A quick digression here about canapés. I've had some pretty superior canapés in my life, but these were something else. Little pillars of layered mouth-watering delights, all colours and shapes. Although, possibly, they weren't as good as the Savoy canapés, which are served on glass trays that flash forked lightning whenever you take one. Yes, you've guessed, we gatecrashed.

"See that man in pink trousers," said my husband. "That's Anthony Tennant, you know, the former director of Christie's who was involved in that price-fixing scam in New York along with Sotheby's four years ago. He's lucky not to be in jail. The director of Sotheby's, Alfred Taubman, went down for a year.''

From what I know of Perth, Sir Anthony Tennant was equally lucky not to be arrested for wearing pink trousers last Sunday night. But it was neither his pants nor his peccadilloes (Christie's and Sotheby's were jointly fined $510m by the US court) that preoccupied me just then. It was a weird feeling of déjà vu.

Well-heeled people drinking champagne, eating canapés, looking at pictures, and my husband saying, "See that fellow whose just gone past? That's Gerald Ronson, the businessman who went to prison over the Guinness share scandal." We'd done it all before. Except that instead of an art auction in Perth, it was a Liberal Democrat cocktail party in an art gallery off the Strand last May, hosted by Charles Kennedy.
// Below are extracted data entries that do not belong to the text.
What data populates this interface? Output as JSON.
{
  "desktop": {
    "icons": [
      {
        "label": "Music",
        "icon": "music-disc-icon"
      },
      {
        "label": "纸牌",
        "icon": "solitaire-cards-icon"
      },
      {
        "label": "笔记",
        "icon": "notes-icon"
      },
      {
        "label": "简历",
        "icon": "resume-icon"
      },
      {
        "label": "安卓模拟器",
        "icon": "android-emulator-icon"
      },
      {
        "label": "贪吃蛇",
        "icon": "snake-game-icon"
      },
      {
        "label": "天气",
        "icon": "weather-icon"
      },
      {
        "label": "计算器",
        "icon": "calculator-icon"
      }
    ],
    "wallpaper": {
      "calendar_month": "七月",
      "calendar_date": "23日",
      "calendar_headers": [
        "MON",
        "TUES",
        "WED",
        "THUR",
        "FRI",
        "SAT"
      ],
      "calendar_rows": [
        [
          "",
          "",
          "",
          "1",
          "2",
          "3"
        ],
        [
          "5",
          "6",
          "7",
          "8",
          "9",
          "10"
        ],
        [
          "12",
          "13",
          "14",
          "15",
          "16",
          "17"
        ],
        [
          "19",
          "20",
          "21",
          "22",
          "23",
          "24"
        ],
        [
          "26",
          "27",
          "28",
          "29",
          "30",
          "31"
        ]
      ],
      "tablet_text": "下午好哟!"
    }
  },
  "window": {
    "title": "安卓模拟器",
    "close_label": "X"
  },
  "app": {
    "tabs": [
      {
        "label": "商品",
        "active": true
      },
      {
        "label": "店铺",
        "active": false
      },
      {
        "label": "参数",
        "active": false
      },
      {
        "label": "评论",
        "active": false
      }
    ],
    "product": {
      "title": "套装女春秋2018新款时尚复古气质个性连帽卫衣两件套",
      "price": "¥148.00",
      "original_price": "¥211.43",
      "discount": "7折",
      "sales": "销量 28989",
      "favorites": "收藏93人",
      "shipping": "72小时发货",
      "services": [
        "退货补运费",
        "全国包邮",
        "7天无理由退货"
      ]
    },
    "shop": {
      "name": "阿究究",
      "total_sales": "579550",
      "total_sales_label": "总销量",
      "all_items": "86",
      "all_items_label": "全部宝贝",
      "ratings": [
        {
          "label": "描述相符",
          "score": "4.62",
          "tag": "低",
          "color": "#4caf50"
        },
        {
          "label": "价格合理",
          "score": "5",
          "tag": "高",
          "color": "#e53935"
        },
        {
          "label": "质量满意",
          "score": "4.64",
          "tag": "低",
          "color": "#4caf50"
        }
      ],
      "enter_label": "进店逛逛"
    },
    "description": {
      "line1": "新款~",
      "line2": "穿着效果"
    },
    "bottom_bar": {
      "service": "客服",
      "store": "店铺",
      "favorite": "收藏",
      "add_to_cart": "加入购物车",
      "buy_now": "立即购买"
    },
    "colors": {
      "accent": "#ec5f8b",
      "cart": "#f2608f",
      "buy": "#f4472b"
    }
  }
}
Here's something else. I've just had a postcard from an artist friend in South Africa inviting me to her autumn exhibition of wildlife sketches. She lives in Cape Town, her son goes to the same school as Lady Thatcher's grandson, and her husband plays golf regularly with Sir Mark Thatcher, though I'm not sure it will be quite as regular right now.

I wasn't planning to go to Cape Town this autumn, but it might be worth it just to hear my husband say: "See that man in the crocodile loafers? That's Mark Thatcher, who's just been awarded 20 million rand in damages for wrongful arrest, malicious libel and post-traumatic stress disorder.''

Three down, one to go. Back in the Eighties, a friend's client, who had just moved from Toronto to London and whose journalist wife, now ex-wife, wanted to know how to get into Fleet Street, asked my advice. I advised. Last time I saw Barbara Amiel, now Lady Black, she had just taken delivery of some terracotta statues from Xian which she was planning to feature in a fundraising art gala.

If she does, and my ever eagle-eyed husband alerts me to the presence of Lord Black, possibly dressed as Fagin, I might just ask the former newspaper proprietor about the evidently magnetic relationship between art and crime, sorry, alleged crime. And then again I might not. If there is any justice in the world, he'll be somewhere else.